“Seven Years at Sea” is the only track on New York experimental composer Patrick Grant’s second album, A Sequence of Waves, that has vocals. Otherwise it’s completely instrumental and a complete departure from his first LP, Tilted Axes, despite being largely guitar-driven and classically composed.
Indie-wise, A Sequence of Waves is a bit light. The experimental nature of the album, the arrangement and composition and the types of instruments used on this album lean quite heavily towards classical, jazz and prog rock. They’re all interesting and cleanly-produced pieces, but “Seven Years at Sea” is a definite highlight for the indie set, and not just because of the vocals. The electronic elements are strongly displayed here, with less analog instruments than many of the other tracks. This song is also written in a key which is slightly off major and the composition is of an ambient, eerie quality which merges with the equally eerie vocals.

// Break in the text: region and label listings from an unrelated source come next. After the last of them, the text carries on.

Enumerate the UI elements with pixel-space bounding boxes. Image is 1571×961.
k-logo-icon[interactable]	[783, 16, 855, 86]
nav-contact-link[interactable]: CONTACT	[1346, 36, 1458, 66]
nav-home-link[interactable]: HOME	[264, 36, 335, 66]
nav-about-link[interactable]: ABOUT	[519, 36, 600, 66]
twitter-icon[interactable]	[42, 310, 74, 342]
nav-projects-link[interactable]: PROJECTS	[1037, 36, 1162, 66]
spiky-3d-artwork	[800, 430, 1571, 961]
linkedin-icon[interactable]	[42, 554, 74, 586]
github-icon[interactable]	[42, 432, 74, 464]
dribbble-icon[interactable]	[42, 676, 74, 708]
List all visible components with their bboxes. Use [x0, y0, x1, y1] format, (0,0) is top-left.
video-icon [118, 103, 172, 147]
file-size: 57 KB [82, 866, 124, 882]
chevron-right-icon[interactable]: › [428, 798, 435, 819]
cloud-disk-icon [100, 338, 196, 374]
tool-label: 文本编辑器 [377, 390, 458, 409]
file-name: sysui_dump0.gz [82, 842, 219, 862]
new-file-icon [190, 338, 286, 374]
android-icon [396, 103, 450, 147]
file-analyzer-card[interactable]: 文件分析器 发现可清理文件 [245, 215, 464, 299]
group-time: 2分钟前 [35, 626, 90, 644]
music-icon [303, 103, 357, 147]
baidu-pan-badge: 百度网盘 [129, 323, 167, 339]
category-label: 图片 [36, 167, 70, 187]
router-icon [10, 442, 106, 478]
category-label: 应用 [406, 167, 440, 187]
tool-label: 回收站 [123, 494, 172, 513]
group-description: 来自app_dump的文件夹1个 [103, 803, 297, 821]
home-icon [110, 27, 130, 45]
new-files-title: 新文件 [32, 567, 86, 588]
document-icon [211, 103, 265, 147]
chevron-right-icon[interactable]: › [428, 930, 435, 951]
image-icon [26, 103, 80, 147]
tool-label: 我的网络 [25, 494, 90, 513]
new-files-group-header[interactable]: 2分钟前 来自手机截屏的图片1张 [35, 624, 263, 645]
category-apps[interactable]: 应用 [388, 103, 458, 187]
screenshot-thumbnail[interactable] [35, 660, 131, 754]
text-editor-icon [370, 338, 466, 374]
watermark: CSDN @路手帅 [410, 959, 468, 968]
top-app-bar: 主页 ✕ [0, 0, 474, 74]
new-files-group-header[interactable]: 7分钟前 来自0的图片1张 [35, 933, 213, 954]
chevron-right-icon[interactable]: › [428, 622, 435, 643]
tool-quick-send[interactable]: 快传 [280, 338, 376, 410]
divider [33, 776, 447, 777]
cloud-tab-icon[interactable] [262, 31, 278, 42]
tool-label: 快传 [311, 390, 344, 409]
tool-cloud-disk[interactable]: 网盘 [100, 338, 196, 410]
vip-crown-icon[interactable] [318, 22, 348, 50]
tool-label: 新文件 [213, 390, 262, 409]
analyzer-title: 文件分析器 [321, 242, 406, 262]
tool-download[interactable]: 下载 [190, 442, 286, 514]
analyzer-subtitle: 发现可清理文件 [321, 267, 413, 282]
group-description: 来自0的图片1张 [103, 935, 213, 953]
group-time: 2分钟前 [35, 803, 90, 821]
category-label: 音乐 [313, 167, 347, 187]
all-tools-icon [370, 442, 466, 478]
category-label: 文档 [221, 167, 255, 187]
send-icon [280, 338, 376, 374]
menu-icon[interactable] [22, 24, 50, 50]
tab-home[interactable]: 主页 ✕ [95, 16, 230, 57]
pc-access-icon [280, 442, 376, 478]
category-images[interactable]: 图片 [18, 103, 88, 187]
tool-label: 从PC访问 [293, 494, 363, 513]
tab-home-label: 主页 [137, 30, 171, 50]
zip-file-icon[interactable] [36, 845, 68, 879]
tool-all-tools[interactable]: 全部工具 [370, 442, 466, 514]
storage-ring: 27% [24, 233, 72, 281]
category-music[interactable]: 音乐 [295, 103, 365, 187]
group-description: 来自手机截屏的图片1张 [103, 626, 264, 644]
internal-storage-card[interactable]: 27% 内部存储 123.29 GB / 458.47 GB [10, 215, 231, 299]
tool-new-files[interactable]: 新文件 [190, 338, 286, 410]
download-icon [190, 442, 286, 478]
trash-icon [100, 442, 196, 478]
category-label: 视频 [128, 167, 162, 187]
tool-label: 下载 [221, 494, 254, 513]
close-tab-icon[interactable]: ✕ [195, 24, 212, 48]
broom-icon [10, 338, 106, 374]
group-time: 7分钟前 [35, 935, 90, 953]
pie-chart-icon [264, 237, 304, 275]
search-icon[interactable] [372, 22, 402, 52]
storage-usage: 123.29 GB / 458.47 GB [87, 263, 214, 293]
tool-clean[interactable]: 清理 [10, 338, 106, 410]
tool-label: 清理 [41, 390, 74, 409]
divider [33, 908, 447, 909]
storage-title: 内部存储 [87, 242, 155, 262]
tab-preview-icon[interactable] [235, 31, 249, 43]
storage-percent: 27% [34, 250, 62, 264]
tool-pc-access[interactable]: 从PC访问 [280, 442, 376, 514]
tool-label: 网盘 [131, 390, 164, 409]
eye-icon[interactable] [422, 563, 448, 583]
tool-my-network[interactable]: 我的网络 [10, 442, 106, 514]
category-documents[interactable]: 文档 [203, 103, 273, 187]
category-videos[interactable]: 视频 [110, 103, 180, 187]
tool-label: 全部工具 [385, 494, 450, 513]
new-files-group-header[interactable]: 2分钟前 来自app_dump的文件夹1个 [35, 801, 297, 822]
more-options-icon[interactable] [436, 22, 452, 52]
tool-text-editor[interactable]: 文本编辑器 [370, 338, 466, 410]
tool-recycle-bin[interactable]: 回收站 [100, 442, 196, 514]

Said vocals are so electronically distorted and ambient themselves that they are almost unintelligible and one could make a case that “Seven Years at Sea” is not actually a vocal track either. What is obviously and characteristically Grant is, of course, the guitars. They wind around and soar over the vocals, the instrumentals and the electronic synths and are really the binding force in this track in a way which is not duplicated on this album.
“Seven Years at Sea” is definitely one of the most cohesive and indie-friendly tracks on A Sequence of Waves, but anyone who loves experimental, sort of Dadaist music fantastic guitars would likely love the whole LP, which Grant has subtitled “twelve stories and a dream”.